Review: Hawkeye: "L.A. Woman"
Posted by Seb Patrick at 14:50 on 20 Sep 2014
And then, something happened.
Well, a few things happened, some we got to hear about, and some we could only guess at, but either way, there were things getting in the way. The comic started coming out less often. This couldn't help but harm its momentum - it had been a series almost perfectly suited to the monthly, serialised format, dense enough that you could only deal with instalments of a certain length and regularity, but light enough to be able to pick up the threads of what was going on after a four week gap. But now, showing up almost unannounced at random intervals, simply following it almost became a chore.
This didn't mean the comics stopped being any good. But it made it a lot more difficult for them to continue to be fresh, and relevant, and talked-about. And when the series split into alternating chapters of the opposing-coast Clint and Kate stories, keeping up became even more difficult.

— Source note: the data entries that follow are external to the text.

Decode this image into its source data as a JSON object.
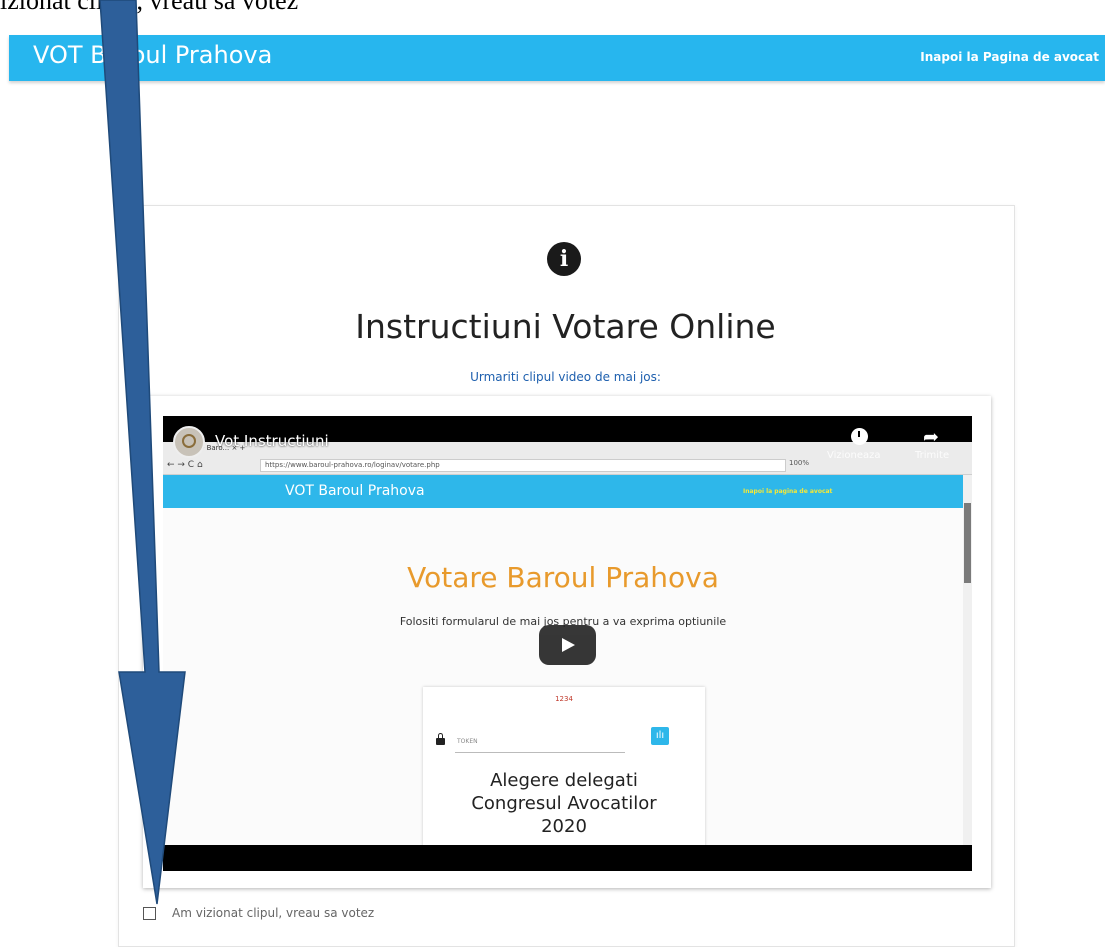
{
  "annotation": {
    "caption": "izionat clipul, vreau sa votez"
  },
  "header": {
    "brand": "VOT Baroul Prahova",
    "back_link": "Inapoi la Pagina de avocat"
  },
  "main": {
    "title": "Instructiuni Votare Online",
    "subtitle": "Urmariti clipul video de mai jos:"
  },
  "video": {
    "title": "Vot Instructiuni",
    "watch_later_label": "Vizioneaza",
    "share_label": "Trimite",
    "browser": {
      "tab": "Votare - Baro...  ×  +",
      "url": "https://www.baroul-prahova.ro/loginav/votare.php",
      "zoom": "100%"
    },
    "site": {
      "brand": "VOT Baroul Prahova",
      "back_link": "Inapoi la pagina de avocat",
      "heading": "Votare Baroul Prahova",
      "subheading": "Folositi formularul de mai jos pentru a va exprima optiunile",
      "form": {
        "code": "1234",
        "token_placeholder": "TOKEN",
        "election_title_1": "Alegere delegati",
        "election_title_2": "Congresul Avocatilor",
        "election_title_3": "2020"
      }
    }
  },
  "confirm": {
    "label": "Am vizionat clipul, vreau sa votez",
    "checked": false
  },
  "colors": {
    "header": "#27b6ee",
    "link": "#1d5fae",
    "heading_orange": "#e89a2c",
    "arrow": "#2d5f9a"
  }
}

It's only now, as "L.A. Woman" (aka "the Kate storyline") reaches its conclusion with issue #20, that we can appreciate just how much it was harmed by being released across four issues (and an annual) over a time span of fourteen months. Because now that it all actually exists, if you take the opportunity to sit down and read the thing as a whole... well, it is - of course - a bloody good comic.
Kicking off with the Hawkeye Annual, which sets Kate up in L.A. and reintroduces Madame Masque (a character that surely by now can be comfortably described as her arch enemy), it's ostensibly a series of short stories connected together by an underlying narrative - but in truth, only one of them (issue #16, the "Brian Wilson but not really Brian Wilson, but really, no, it is Brian Wilson" one) really stands alone. Otherwise, the individual cases Kate gets pulled into in #14 and #18 tie more strongly into the overarching story.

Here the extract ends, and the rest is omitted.